La psycho-généalogie et l’épigénétique
Un article du 21 avril 2017 lui apprend que « les modifications du comportement d’un gène causées par / UN SEUL TRAUMA / en l’occurrence, un « stress thermique » / peuvent s’observer pendant / QUATORZE GÉNÉRATIONS ». Ce qu’il a appris à propos du ver « C elegans » (reproduit en photo sous son nom), il doit l’appliquer à sa propre histoire : « Comprends-tu ça, la façon dont la matière encode / les chocs du passé, les traumas des guerres, / les catastrophes que partout le Pouvoir induit ? / […] Qu’y avait-il dans tes peurs, mon frère ? »
On laissera au lecteur le soin de se perdre dans le labyrinthe où Thésée doit affronter son Minotaure et l’histoire de sa famille, depuis Élie de Toledo, « ce père qui, il y a longtemps, vit ses enfants / quitter la Turquie pour l’Europe », le premier des dédicataires de l’enquête, dont la liste apparaît à la fin, sans même remonter à l’Espagne du XVe siècle où a commencé « ce continuum de désastres et d’effondrements », quand les Juifs ont été contraints à se convertir, sous peine de mort.
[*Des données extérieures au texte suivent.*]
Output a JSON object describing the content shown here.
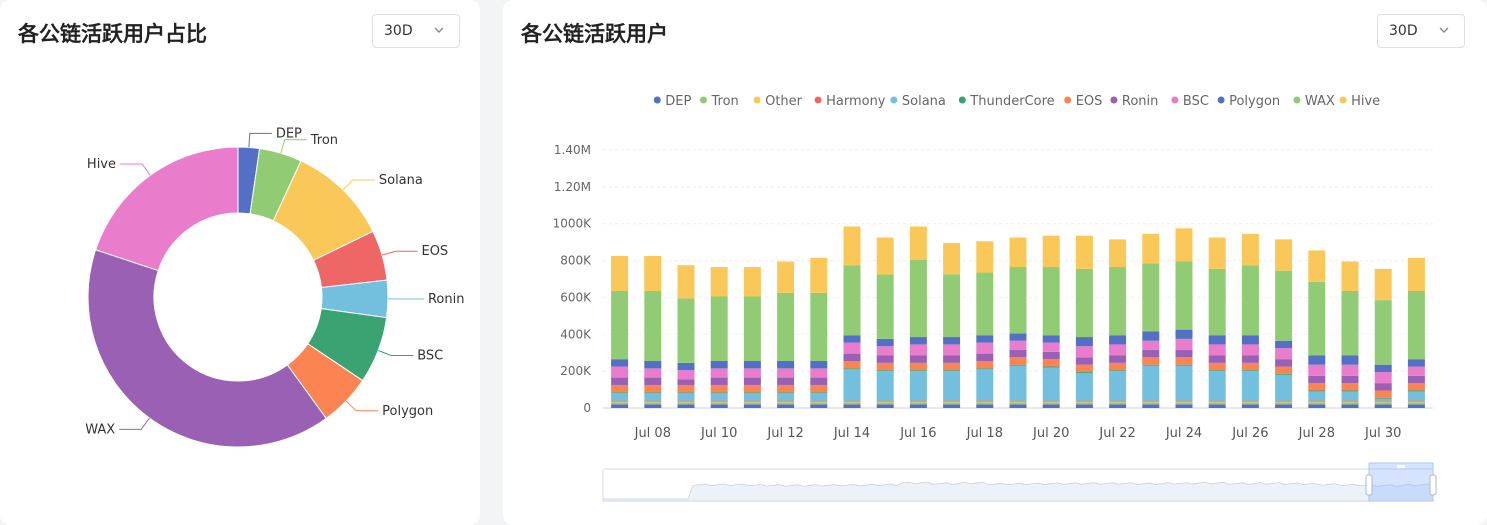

C’est de cette histoire que l’auteur a extrait son pseudonyme, qui inscrit en lui « celles et ceux [qu’il n’a] pas connus / [s]es ancêtres invisibles / qui portèrent ce nom d’expulsés, de Toledo / Espagnols, puis Ottomans, / reconnus comme Français, dénoncés comme Juifs / emportés tout au long de ce vingtième siècle désastreux / dont nous sommes les descendants ».
Retrouver les mots manquants de la prière
Parmi les ancêtres de Thésée, il y a un enfant mort en 1937, Oved, le fils de son arrière-grand-père Talmaï, petit garçon tellement assimilé qu’il connaissait toutes les généalogies royales du pays et voulait devenir « le premier roi juif de France ». Dans un des cartons des archives familiales, Thésée retrouve le texte rédigé par Talmaï (qui se tirera une balle dans la tempe en 1939) sur les derniers jours de son fils : lors de sa dernière nuit, sur son lit, « il se dressa brusquement pour prier. Mais mon pauvre fils, il ne connaissait pas les paroles. Il voulait prier, mais les mots manquaient. Les mots de la prière avaient disparu. » La littérature, dans sa force et sa beauté, permet de retrouver les mots manquants, ou de les inventer, comme celui de « revivance », dans la lumière duquel est placé ce livre puissant et original, intime et universel, qui comme ceux de W. G. Sebald fait la part belle aux photographies, dans un montage dont l’auteur tire des effets à la fois bouleversants et effrayants.